How do I solve this complex integration problem?.

Question

I want to find the value of $$I=\int_{|z|=r}\frac{|dz|}{|z-z_0|^4},$$ where $|z_0|\neq r>0$.

Answer 1

On the integration contour, $z \bar{z} = r^2$. Also, $z=r e^{i \phi} \implies dz = i r e^{i \phi} d\phi$, or $|dz| = -i r \, dz/z$ Thus, $|dz|=r d\phi$. Further,

$$|z-z_0|^4 = (|z-z_0|^2)^2 = \left (r^2+z_0^2 - \bar{z_0} z - \frac{r^2}{z} z_0 \right )^2 $$

Thus, the integral is equal to

$$-i r \oint_{|z|=r} dz \frac{z}{\left (\bar{z_0} z^2 - (r^2+|z_0|^2) z + r^2 z_0 \right )^2} $$

This may be evaluated using the residue theorem. The roots of the denominator, i.e., the poles, are at

$$z_+ = z_0 \quad z_- = \frac{r^2}{\bar{z_0}} $$

Assume $|z_0| \lt r$. Then the only pole we need to deal with is $z=z_+=z_0$ because $|z_-| \gt r$ in this case.

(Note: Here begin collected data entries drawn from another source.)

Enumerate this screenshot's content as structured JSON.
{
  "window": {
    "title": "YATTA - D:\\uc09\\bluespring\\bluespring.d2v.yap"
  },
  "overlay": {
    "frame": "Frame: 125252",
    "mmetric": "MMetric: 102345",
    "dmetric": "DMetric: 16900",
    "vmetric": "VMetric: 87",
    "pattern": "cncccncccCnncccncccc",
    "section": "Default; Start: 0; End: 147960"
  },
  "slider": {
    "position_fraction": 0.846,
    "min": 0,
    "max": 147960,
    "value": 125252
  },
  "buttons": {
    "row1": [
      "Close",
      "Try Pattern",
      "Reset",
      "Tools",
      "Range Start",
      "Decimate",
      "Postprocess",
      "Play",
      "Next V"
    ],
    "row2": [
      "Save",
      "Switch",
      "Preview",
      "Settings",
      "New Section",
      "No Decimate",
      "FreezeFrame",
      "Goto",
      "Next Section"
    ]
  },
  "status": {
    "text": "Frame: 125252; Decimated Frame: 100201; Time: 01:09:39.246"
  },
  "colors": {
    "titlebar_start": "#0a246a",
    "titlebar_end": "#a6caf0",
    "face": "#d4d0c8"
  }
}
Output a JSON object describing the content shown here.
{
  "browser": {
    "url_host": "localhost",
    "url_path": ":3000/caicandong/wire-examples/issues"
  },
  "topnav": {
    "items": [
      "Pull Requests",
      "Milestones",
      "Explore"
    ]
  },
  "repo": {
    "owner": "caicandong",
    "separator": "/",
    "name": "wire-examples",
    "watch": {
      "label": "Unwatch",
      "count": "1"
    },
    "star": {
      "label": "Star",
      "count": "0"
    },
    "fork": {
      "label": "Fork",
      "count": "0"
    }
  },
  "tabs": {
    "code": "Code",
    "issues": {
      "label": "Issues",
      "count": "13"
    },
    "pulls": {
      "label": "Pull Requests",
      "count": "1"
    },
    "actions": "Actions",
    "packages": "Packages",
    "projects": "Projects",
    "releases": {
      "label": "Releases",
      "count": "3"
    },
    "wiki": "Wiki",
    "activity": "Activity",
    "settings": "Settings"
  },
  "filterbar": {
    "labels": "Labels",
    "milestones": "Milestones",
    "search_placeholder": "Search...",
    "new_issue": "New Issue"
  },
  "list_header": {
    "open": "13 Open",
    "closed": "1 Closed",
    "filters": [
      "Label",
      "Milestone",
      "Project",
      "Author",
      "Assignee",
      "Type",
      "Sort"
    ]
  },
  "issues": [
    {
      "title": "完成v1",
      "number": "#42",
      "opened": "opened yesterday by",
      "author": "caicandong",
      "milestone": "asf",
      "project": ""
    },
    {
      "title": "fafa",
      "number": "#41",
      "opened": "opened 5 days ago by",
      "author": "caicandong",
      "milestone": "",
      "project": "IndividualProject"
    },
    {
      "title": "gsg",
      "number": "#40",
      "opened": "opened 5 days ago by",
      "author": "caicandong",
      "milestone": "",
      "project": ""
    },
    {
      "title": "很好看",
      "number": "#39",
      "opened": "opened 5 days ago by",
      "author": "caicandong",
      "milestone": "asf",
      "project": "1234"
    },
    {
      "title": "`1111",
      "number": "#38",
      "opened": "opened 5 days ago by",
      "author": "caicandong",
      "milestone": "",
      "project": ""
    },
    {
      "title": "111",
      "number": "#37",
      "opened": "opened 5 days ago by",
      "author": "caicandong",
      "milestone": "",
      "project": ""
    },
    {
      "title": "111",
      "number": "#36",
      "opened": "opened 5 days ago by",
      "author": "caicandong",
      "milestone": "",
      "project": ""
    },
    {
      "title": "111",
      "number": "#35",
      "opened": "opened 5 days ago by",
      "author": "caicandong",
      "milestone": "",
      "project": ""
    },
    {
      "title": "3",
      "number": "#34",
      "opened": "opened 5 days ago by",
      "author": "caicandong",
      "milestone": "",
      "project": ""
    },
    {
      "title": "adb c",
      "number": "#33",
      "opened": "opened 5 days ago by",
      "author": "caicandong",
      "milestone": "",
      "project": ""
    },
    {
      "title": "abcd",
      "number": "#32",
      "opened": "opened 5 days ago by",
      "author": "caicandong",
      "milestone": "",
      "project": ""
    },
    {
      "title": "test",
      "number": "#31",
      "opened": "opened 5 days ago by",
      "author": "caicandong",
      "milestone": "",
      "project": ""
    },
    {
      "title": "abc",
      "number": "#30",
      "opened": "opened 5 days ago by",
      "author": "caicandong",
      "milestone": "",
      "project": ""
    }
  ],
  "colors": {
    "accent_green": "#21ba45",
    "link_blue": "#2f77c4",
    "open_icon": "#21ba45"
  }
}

Then the integral is equal to, when $|z_0| \lt r$,

$$-i \frac{r}{\bar{z_0}^2} \oint_{|z|=r} dz \frac{z}{(z-z_0)^2 \left (z-\frac{r^2}{\bar{z_0}} \right )^2} = 2 \pi \frac{r}{\bar{z_0}^2} \left [\frac{d}{dz} \frac{z}{\left (z-\frac{r^2}{\bar{z_0}} \right )^2} \right ]_{z=z_0}$$

And you should be able to take it from here, including the case where $|z_0| \gt r$. The end result is

$$\oint_{z=r} \frac{|dz|}{|z-z_0|^4} = 2 \pi r \frac{r^2+|z_0|^2}{\left |r^2-|z_0|^2 \right |^3} $$